Tips for an Open Workplace and Better Mental Health
I recently read that more than one-third of employees in the UK suffer from worse mental health now than they did before the pandemic.
These figures should make any business owner or manager re-think their approach to the mental health of their employees. After all, our employees are such fundamental parts of our business, if they’re not happy, how can we ever expect our business to succeed?
One of the biggest reasons for this rise in mental health-related issues is the ever-changing ‘normal’ we’ve collectively experienced over the pandemic.
The uncertainty around these times is wreaking havoc on the mental health of our workforce – and it doesn’t take a genius to figure out the problem.
One minute the Government is making us tell our employees to get back to work and enforce restrictions. Then the next minute, all restrictions lift and ‘business as usual’ resumes. It’s hard to keep up, both for us and our employees.
Other contributing factors to poor mental health in the workplace are too much change, unclear communication, and employees not feeling safe to discuss mental health issues with employers.

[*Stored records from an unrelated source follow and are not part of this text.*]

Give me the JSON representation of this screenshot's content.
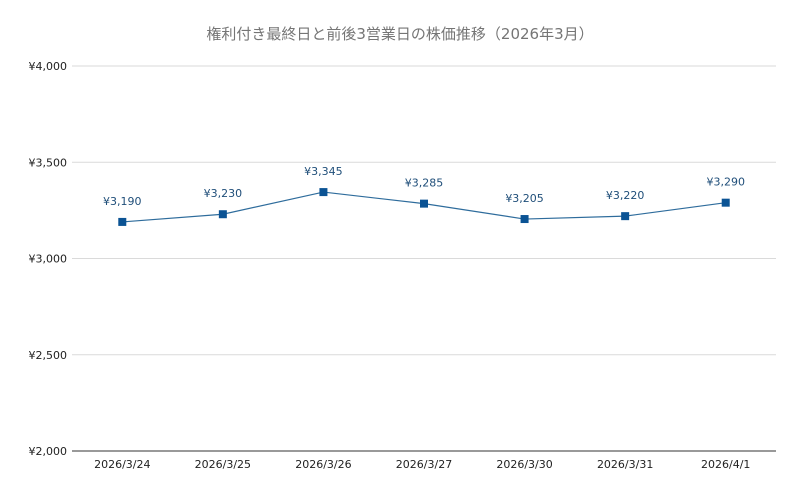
{
  "chart_data": {
    "type": "line",
    "title": "権利付き最終日と前後3営業日の株価推移（2026年3月）",
    "xlabel": "",
    "ylabel": "",
    "categories": [
      "2026/3/24",
      "2026/3/25",
      "2026/3/26",
      "2026/3/27",
      "2026/3/30",
      "2026/3/31",
      "2026/4/1"
    ],
    "series": [
      {
        "values": [
          3190,
          3230,
          3345,
          3285,
          3205,
          3220,
          3290
        ],
        "data_labels": [
          "¥3,190",
          "¥3,230",
          "¥3,345",
          "¥3,285",
          "¥3,205",
          "¥3,220",
          "¥3,290"
        ],
        "color": "#2e6c9c",
        "marker_color": "#0b5394",
        "marker": "square"
      }
    ],
    "ylim": [
      2000,
      4000
    ],
    "yticks": [
      2000,
      2500,
      3000,
      3500,
      4000
    ],
    "ytick_labels": [
      "¥2,000",
      "¥2,500",
      "¥3,000",
      "¥3,500",
      "¥4,000"
    ],
    "grid": true,
    "legend": "none"
  }
}
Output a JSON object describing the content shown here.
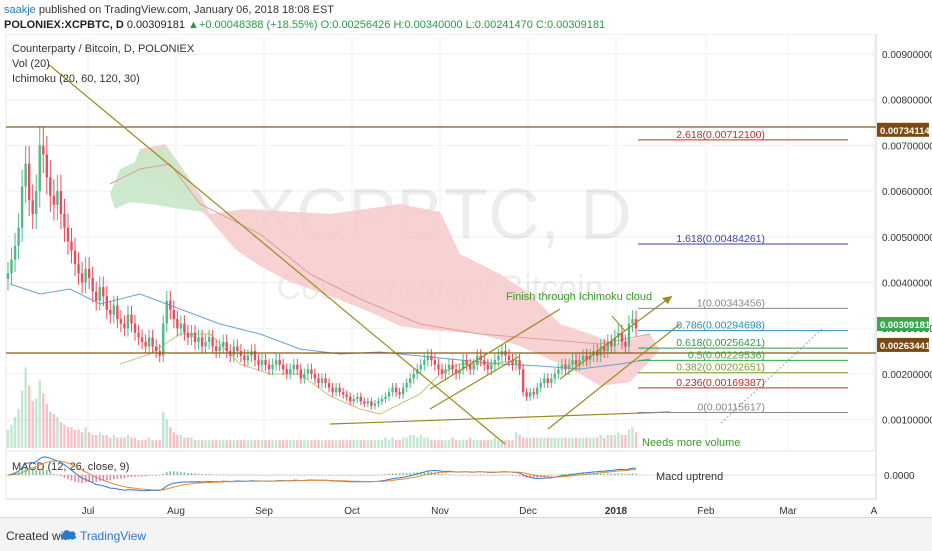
{
  "header": {
    "user": "saakje",
    "published": "published on TradingView.com, January 06, 2018 18:08 EST",
    "symbol": "POLONIEX:XCPBTC, D",
    "price": "0.00309181",
    "arrow": "▲",
    "change": "+0.00048388 (+18.55%)",
    "ohlc": "O:0.00256426 H:0.00340000 L:0.00241470 C:0.00309181"
  },
  "chart_data": {
    "type": "candlestick",
    "title": "Counterparty / Bitcoin, D, POLONIEX",
    "watermark_main": "XCPBTC, D",
    "watermark_sub": "Counterparty / Bitcoin",
    "indicator_labels": [
      "Vol (20)",
      "Ichimoku (20, 60, 120, 30)"
    ],
    "macd_label": "MACD (12, 26, close, 9)",
    "y_axis_ticks": [
      "0.00900000",
      "0.00800000",
      "0.00700000",
      "0.00600000",
      "0.00500000",
      "0.00400000",
      "0.00300000",
      "0.00200000",
      "0.00100000"
    ],
    "y_axis_ticks_values": [
      0.009,
      0.008,
      0.007,
      0.006,
      0.005,
      0.004,
      0.003,
      0.002,
      0.001
    ],
    "macd_tick": "0.0000",
    "ylim": [
      0.0004,
      0.0095
    ],
    "x_axis_labels": [
      "Jul",
      "Aug",
      "Sep",
      "Oct",
      "Nov",
      "Dec",
      "2018",
      "Feb",
      "Mar",
      "A"
    ],
    "price_tags": [
      {
        "label": "0.00734114",
        "value": 0.00734114,
        "style": "brown"
      },
      {
        "label": "0.00309181",
        "value": 0.00309181,
        "style": "green"
      },
      {
        "label": "0.00263441",
        "value": 0.00263441,
        "style": "brown"
      }
    ],
    "horizontal_lines": [
      {
        "value": 0.00734114,
        "color": "#8b5a1a"
      },
      {
        "value": 0.00263441,
        "color": "#8b5a1a"
      }
    ],
    "fib_levels": [
      {
        "label": "2.618(0.00712100)",
        "value": 0.007121,
        "color": "#c62828"
      },
      {
        "label": "1.618(0.00484261)",
        "value": 0.00484261,
        "color": "#3b3fa8"
      },
      {
        "label": "1(0.00343456)",
        "value": 0.00343456,
        "color": "#888888"
      },
      {
        "label": "0.786(0.00294698)",
        "value": 0.00294698,
        "color": "#2a8fb8"
      },
      {
        "label": "0.618(0.00256421)",
        "value": 0.00256421,
        "color": "#2b9a48"
      },
      {
        "label": "0.5(0.00229536)",
        "value": 0.00229536,
        "color": "#35a845"
      },
      {
        "label": "0.382(0.00202651)",
        "value": 0.00202651,
        "color": "#7a9a2a"
      },
      {
        "label": "0.236(0.00169387)",
        "value": 0.00169387,
        "color": "#c62828"
      },
      {
        "label": "0(0.00115617)",
        "value": 0.00115617,
        "color": "#888888"
      }
    ],
    "annotations": [
      {
        "text": "Finish through Ichimoku cloud",
        "color": "#3c9a2a"
      },
      {
        "text": "Needs more volume",
        "color": "#3c9a2a"
      },
      {
        "text": "Macd uptrend",
        "color": "#333333"
      }
    ],
    "closes": [
      0.0042,
      0.0045,
      0.0048,
      0.0052,
      0.0061,
      0.0066,
      0.0058,
      0.0055,
      0.006,
      0.007,
      0.0068,
      0.0063,
      0.0059,
      0.0057,
      0.006,
      0.0055,
      0.0052,
      0.0049,
      0.0047,
      0.0044,
      0.0042,
      0.004,
      0.0043,
      0.0041,
      0.0038,
      0.0036,
      0.0039,
      0.0037,
      0.0034,
      0.0033,
      0.0035,
      0.0032,
      0.0031,
      0.003,
      0.0033,
      0.0031,
      0.0029,
      0.0028,
      0.0027,
      0.0026,
      0.0028,
      0.0026,
      0.0025,
      0.0024,
      0.0031,
      0.0036,
      0.0034,
      0.0032,
      0.003,
      0.0031,
      0.0029,
      0.0028,
      0.0029,
      0.0027,
      0.0028,
      0.0026,
      0.0027,
      0.0028,
      0.0026,
      0.0025,
      0.0026,
      0.0027,
      0.0025,
      0.0024,
      0.0026,
      0.0025,
      0.0024,
      0.0023,
      0.0024,
      0.0025,
      0.0023,
      0.0022,
      0.0023,
      0.0022,
      0.0021,
      0.0022,
      0.0023,
      0.0022,
      0.0021,
      0.002,
      0.0021,
      0.0022,
      0.0021,
      0.0019,
      0.002,
      0.0021,
      0.002,
      0.0019,
      0.0018,
      0.0019,
      0.0018,
      0.0017,
      0.0016,
      0.0017,
      0.0016,
      0.00155,
      0.0015,
      0.0014,
      0.00145,
      0.0015,
      0.0014,
      0.00135,
      0.0014,
      0.0013,
      0.00135,
      0.0014,
      0.00145,
      0.0015,
      0.0016,
      0.0017,
      0.0016,
      0.00155,
      0.0017,
      0.0018,
      0.0019,
      0.002,
      0.0021,
      0.0022,
      0.0023,
      0.0024,
      0.0023,
      0.0022,
      0.0021,
      0.002,
      0.0021,
      0.0022,
      0.0021,
      0.002,
      0.0021,
      0.0023,
      0.0022,
      0.0021,
      0.0022,
      0.0024,
      0.0023,
      0.0022,
      0.0021,
      0.0022,
      0.0023,
      0.0024,
      0.0025,
      0.0024,
      0.0023,
      0.0022,
      0.0023,
      0.0021,
      0.0016,
      0.0015,
      0.0016,
      0.00155,
      0.0017,
      0.0018,
      0.0019,
      0.0018,
      0.0019,
      0.002,
      0.0021,
      0.0022,
      0.0021,
      0.0022,
      0.0023,
      0.0022,
      0.0023,
      0.0024,
      0.0023,
      0.0024,
      0.0025,
      0.0024,
      0.0026,
      0.0025,
      0.0027,
      0.0026,
      0.0028,
      0.0029,
      0.0027,
      0.0026,
      0.0031,
      0.0032,
      0.003
    ],
    "volumes": [
      0.7,
      0.9,
      1.2,
      1.5,
      2.2,
      3.1,
      2.4,
      1.8,
      1.9,
      2.6,
      2.1,
      1.7,
      1.4,
      1.3,
      1.2,
      1.0,
      0.9,
      0.8,
      0.8,
      0.7,
      0.7,
      0.6,
      0.8,
      0.6,
      0.5,
      0.5,
      0.6,
      0.5,
      0.5,
      0.4,
      0.5,
      0.4,
      0.4,
      0.4,
      0.5,
      0.4,
      0.4,
      0.3,
      0.3,
      0.3,
      0.4,
      0.3,
      0.3,
      0.3,
      1.4,
      1.1,
      0.8,
      0.6,
      0.5,
      0.5,
      0.4,
      0.4,
      0.4,
      0.3,
      0.3,
      0.3,
      0.3,
      0.3,
      0.3,
      0.3,
      0.3,
      0.3,
      0.3,
      0.3,
      0.3,
      0.3,
      0.3,
      0.3,
      0.3,
      0.3,
      0.3,
      0.3,
      0.3,
      0.3,
      0.3,
      0.3,
      0.3,
      0.3,
      0.3,
      0.3,
      0.3,
      0.3,
      0.3,
      0.3,
      0.3,
      0.3,
      0.3,
      0.3,
      0.3,
      0.3,
      0.3,
      0.3,
      0.3,
      0.3,
      0.3,
      0.3,
      0.3,
      0.3,
      0.3,
      0.3,
      0.3,
      0.3,
      0.3,
      0.3,
      0.3,
      0.3,
      0.3,
      0.4,
      0.3,
      0.4,
      0.3,
      0.3,
      0.4,
      0.4,
      0.5,
      0.5,
      0.4,
      0.5,
      0.4,
      0.4,
      0.3,
      0.3,
      0.3,
      0.3,
      0.3,
      0.3,
      0.4,
      0.3,
      0.3,
      0.3,
      0.3,
      0.4,
      0.3,
      0.3,
      0.3,
      0.3,
      0.3,
      0.3,
      0.4,
      0.3,
      0.3,
      0.3,
      0.3,
      0.3,
      0.6,
      0.5,
      0.4,
      0.4,
      0.4,
      0.4,
      0.4,
      0.4,
      0.4,
      0.4,
      0.4,
      0.4,
      0.4,
      0.4,
      0.4,
      0.4,
      0.4,
      0.4,
      0.4,
      0.4,
      0.4,
      0.4,
      0.4,
      0.4,
      0.5,
      0.4,
      0.5,
      0.5,
      0.5,
      0.6,
      0.5,
      0.5,
      0.7,
      0.8,
      0.6
    ],
    "colors": {
      "up": "#53b987",
      "down": "#eb4d5c",
      "cloud_bull": "#c9e8c9",
      "cloud_bear": "#f7caca",
      "trend": "#9a8a1e",
      "brown": "#8b5a1a",
      "green_tag": "#3aa64e",
      "macd": "#2a79c9",
      "signal": "#ef8a2f"
    }
  }
}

From what I’m reading, it’s clear to see that we need to do better.
We’ve all been through a tough time since Covid, and the retail industry has been dealt blow after blow, but I believe that we can come back stronger. However, to do this, we’re going to rely on our employees.
Here are some of the ways I think we can prioritise employee wellbeing and foster a much more open and supportive work environment.
Give your employees a voice
As managers, we’d like to think that we know our employees well enough to notice when something is wrong – but unfortunately, this isn’t always the case.
If your employees don’t feel they’re able to speak up and raise concerns, you’ll never be made aware of issues, even if they’re being felt by the majority of your workforce.
The only way you can get to the root of mental health concerns in your business is to actually ask.
Send out anonymous surveys where employees can raise concerns, ask them what could be improved in your workplace, encourage line managers to conduct meetings to support those who struggle with their mental health.
There are a lot of things that you can do that aren’t time-consuming or expensive but can make a huge difference in employee wellbeing.
Build connections with your employees and adopt an ‘open door’ policy
We’re all busy people, but I think we should all start blocking out time in our weeks to build connections with our employees.
Go into your shops in the area, talk to the people who are the face of your business and show that you genuinely care about how they are feeling.
In the office, you could try and adopt an ‘open door’ policy, where you encourage your staff to come and speak to you about anything they are worried about.
You could even have a drop-in session one morning a week where employees can come and talk to you.
Since people are returning to work after long periods of being at home, flexibility is going to be something our employees want even more from us as employers.
Giving our staff the chance to work flexible hours, accommodate their lifestyles and have more autonomy over their work is going to boost employee morale.
The more of a say we give our employees regarding how they work, the more motivated and productive they well be – this is ultimately the best solution for us as it will help our businesses continue to tick along smoothly.
Provide time for staff to work on their mental health
Finally, if an employee is having a hard time with their mental health, we shouldn’t expect them to ‘grin and bear it’. Giving the opportunity to book off mental health days, without any judgement, will give them the time they need to relax and recuperate.
If you do have employees that are taking these days off, don’t forget about them just because they’re not in work. Offer to send them resources that could help them, see if you can get them in touch with a mental health specialist (with their permission, of course) and check in on them so they don’t feel isolated.
As we start to fully enter 2022, we have a real opportunity to work on our company culture and improve our staff’s wellbeing for the better.
What are the things you’re going to put into place in your retail business to improve mental health?